Swiss Steak is a quick and easy way to get round steak edible. This is an old recipe that my mom always used to make - she is the one who added the carrots to it. It is very flexible in the simmer time, calls for pre-browning but you can skip that if you have to, and could be done in the crockpot if you wanted.
Swiss Steak.
1 1/2 to 2 lbs round steak, cut into serving sized pieces
1/4 cup flour
1 tsp salt
pepper, to taste
Oil, about 2 tsp., for browning the steak
1 28 oz can of diced tomatoes
2 medium sized carrots, sliced
1/2 green pepper, cut into chunks
1 medium onion, chopped
1 tsp. italian herb blend
Preheat oven to 350 degrees.
On the stovetop, heat a skillet to medium high heat.
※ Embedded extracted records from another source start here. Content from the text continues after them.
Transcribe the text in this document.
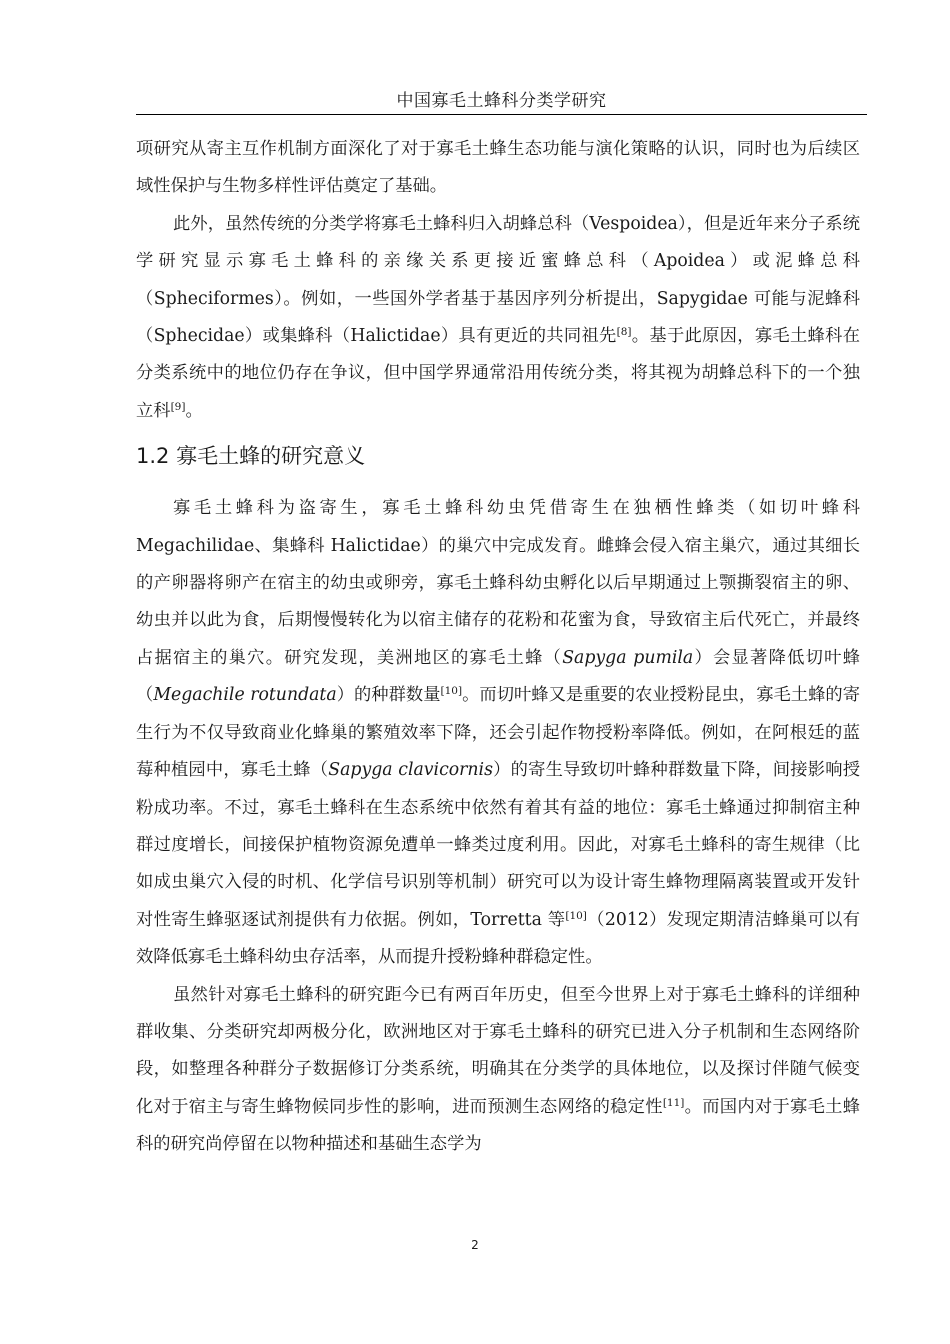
中国寡毛土蜂科分类学研究

项研究从寄主互作机制方面深化了对于寡毛土蜂生态功能与演化策略的认识，同时也为后续区域性保护与生物多样性评估奠定了基础。

此外，虽然传统的分类学将寡毛土蜂科归入胡蜂总科（Vespoidea），但是近年来分子系统学研究显示寡毛土蜂科的亲缘关系更接近蜜蜂总科（Apoidea）或泥蜂总科（Spheciformes）。例如，一些国外学者基于基因序列分析提出，Sapygidae 可能与泥蜂科（Sphecidae）或集蜂科（Halictidae）具有更近的共同祖先[8]。基于此原因，寡毛土蜂科在分类系统中的地位仍存在争议，但中国学界通常沿用传统分类，将其视为胡蜂总科下的一个独立科[9]。

1.2 寡毛土蜂的研究意义

寡毛土蜂科为盗寄生，寡毛土蜂科幼虫凭借寄生在独栖性蜂类（如切叶蜂科 Megachilidae、集蜂科 Halictidae）的巢穴中完成发育。雌蜂会侵入宿主巢穴，通过其细长的产卵器将卵产在宿主的幼虫或卵旁，寡毛土蜂科幼虫孵化以后早期通过上颚撕裂宿主的卵、幼虫并以此为食，后期慢慢转化为以宿主储存的花粉和花蜜为食，导致宿主后代死亡，并最终占据宿主的巢穴。研究发现，美洲地区的寡毛土蜂（Sapyga pumila）会显著降低切叶蜂（Megachile rotundata）的种群数量[10]。而切叶蜂又是重要的农业授粉昆虫，寡毛土蜂的寄生行为不仅导致商业化蜂巢的繁殖效率下降，还会引起作物授粉率降低。例如，在阿根廷的蓝莓种植园中，寡毛土蜂（Sapyga clavicornis）的寄生导致切叶蜂种群数量下降，间接影响授粉成功率。不过，寡毛土蜂科在生态系统中依然有着其有益的地位：寡毛土蜂通过抑制宿主种群过度增长，间接保护植物资源免遭单一蜂类过度利用。因此，对寡毛土蜂科的寄生规律（比如成虫巢穴入侵的时机、化学信号识别等机制）研究可以为设计寄生蜂物理隔离装置或开发针对性寄生蜂驱逐试剂提供有力依据。例如，Torretta 等[10]（2012）发现定期清洁蜂巢可以有效降低寡毛土蜂科幼虫存活率，从而提升授粉蜂种群稳定性。

虽然针对寡毛土蜂科的研究距今已有两百年历史，但至今世界上对于寡毛土蜂科的详细种群收集、分类研究却两极分化，欧洲地区对于寡毛土蜂科的研究已进入分子机制和生态网络阶段，如整理各种群分子数据修订分类系统，明确其在分类学的具体地位，以及探讨伴随气候变化对于宿主与寄生蜂物候同步性的影响，进而预测生态网络的稳定性[11]。而国内对于寡毛土蜂科的研究尚停留在以物种描述和基础生态学为

2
Add the oil.
Put the flour, salt and pepper into a medium sized plastic bag, or into a shallow dish. Coat the steak pieces with the flour, and brown on all sides in hot oil. Remove from the skillet and put into an oven safe casserole dish. Pour the rest of the ingredients over the round steak. Bake, uncovered, for about 1 to 1 1/2 hours, until the beef is tender and the vegetables are done.
Serve over hot buttered egg noodles.